Se a indústria de produtos veganos repetir os problemas da indústria convencional, qual será o seu apelo a quem, por exemplo, hoje sequer tem interesse em produtos veganos? A indústria convencional produz e vende muitos produtos que não são saudáveis e explora isso a partir de um enraizamento cultural.

Como as pessoas já consumiam, por exemplo, produtos de origem animal, ofertar piores produtos de origem animal não pareceu uma má ideia, se já existia uma predisposição cultural.

A afirmação de “praticidade” também foi explorada para inundar o mercado com produtos ruins, que em grande escala possibilitariam altos lucros ao mesmo tempo em que, exatamente por selecionar ingredientes de baixa qualidade (logo, mais baratos), chegariam à grande população por meio da exploração capciosa do sentido de “acesso”.

Hoje há uma preocupação de que a indústria de produtos veganos vá pelo mesmo caminho, se considerada também a disponibilidade de produtos que prometem ser saudáveis sem sê-los ou que prometem oferecer algo que não oferecem.

Isso, além de problemático sob uma perspectiva de qualidade e saúde, ignora que a indústria de produtos veganos não tem essa hegemonia ao seu lado. Ela não é dominante. Quando pensada no seu molde mais atual, ainda tem uma presença ínfima em comparação com a indústria de produtos de origem animal.

Se é uma indústria que hoje ainda não tem impacto no sistema alimentar, ela depende de oferecer diferenciais se quiser se sustentar em longo prazo. Claro que seria contraditório não evitar reproduzir os problemas da indústria convencional: marketing baseado em inverdades, crescente oferta de produtos que não oferecem o que prometem e a exploração de vulnerabilidades sociais (acesso enganoso por meio da oferta de produtos baratos que são ruins).
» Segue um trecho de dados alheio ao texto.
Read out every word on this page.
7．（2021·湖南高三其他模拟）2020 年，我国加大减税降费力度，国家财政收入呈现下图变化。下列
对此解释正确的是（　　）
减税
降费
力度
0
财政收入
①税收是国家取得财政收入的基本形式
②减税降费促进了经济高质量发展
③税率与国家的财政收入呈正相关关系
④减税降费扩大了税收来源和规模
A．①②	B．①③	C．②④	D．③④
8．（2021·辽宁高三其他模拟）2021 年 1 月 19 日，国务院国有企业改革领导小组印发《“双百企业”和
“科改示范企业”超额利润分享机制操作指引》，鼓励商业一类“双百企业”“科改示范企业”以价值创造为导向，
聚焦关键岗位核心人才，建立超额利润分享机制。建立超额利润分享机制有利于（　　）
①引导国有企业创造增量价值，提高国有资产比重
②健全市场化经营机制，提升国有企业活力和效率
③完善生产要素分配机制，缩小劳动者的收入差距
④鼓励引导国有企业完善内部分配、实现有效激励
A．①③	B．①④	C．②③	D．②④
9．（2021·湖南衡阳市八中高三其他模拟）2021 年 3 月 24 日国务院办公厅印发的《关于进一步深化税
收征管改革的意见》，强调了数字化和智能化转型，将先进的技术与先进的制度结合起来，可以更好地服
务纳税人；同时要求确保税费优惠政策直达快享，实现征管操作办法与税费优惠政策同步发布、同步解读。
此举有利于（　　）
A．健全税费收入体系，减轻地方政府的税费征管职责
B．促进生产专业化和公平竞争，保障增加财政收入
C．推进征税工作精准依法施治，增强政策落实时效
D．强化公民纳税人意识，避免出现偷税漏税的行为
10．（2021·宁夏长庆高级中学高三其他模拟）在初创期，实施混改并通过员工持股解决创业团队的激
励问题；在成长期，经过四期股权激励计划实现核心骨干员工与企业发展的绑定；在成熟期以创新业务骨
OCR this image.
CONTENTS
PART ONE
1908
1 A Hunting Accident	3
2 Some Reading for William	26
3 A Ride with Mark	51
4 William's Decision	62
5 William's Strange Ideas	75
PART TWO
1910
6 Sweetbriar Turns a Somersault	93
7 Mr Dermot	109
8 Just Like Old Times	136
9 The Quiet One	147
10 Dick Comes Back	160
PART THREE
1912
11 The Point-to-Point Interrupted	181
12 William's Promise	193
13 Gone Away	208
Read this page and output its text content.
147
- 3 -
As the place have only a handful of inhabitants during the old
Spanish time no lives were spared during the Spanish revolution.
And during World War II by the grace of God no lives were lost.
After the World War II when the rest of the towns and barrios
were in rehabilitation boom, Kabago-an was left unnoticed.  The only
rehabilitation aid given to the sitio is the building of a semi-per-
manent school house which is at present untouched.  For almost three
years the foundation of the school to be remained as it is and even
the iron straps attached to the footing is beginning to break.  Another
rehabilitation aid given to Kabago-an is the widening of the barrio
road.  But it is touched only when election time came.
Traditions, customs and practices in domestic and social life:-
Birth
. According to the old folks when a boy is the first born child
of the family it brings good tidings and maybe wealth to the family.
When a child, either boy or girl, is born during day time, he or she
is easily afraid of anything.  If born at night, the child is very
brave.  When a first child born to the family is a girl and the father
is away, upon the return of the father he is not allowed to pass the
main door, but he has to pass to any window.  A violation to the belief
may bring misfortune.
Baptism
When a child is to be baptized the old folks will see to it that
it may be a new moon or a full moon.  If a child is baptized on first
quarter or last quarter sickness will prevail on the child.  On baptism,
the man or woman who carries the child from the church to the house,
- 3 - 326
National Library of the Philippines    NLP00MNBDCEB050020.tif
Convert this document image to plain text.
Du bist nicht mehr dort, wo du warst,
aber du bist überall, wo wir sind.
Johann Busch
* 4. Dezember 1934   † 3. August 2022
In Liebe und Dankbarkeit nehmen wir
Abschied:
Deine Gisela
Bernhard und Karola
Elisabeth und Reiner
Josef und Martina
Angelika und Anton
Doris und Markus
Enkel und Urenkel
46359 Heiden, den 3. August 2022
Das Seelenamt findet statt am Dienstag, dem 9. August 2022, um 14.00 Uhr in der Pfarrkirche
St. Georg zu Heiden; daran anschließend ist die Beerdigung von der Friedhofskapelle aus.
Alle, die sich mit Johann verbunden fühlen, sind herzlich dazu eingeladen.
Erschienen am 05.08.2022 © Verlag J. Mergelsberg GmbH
Repetir esse modelo tão “tradicionalizado” impediria que essa indústria tivesse impacto positivo no futuro. Para evitar isso, é necessário conciliar qualidade e acesso. Acreditar que “é preciso imitar o que funcionou para a indústria convencional”, porque “isso é o que os consumidores querem” é uma meia-verdade. As pessoas não consomem produtos ruins por uma escolha que nasce delas, mas porque foram culturalizadas a consumi-los e também com base no próprio poder de compra – o que expõe que consumidores mais vulneráveis tendem a ser mais impactados negativamente por essas armadilhas.

Um produto que se torna popular a partir da indústria convencional não é uma vitória se isso é resultado de marketing, não de qualidade, porque mostra que um produto obteve sucesso às custas do engano dos consumidores. Seria um grande erro imitar isso na oferta de produtos veganos, porque reproduziria a mesma lógica, mas com a única diferença de que ingredientes vegetais seriam usados para isso.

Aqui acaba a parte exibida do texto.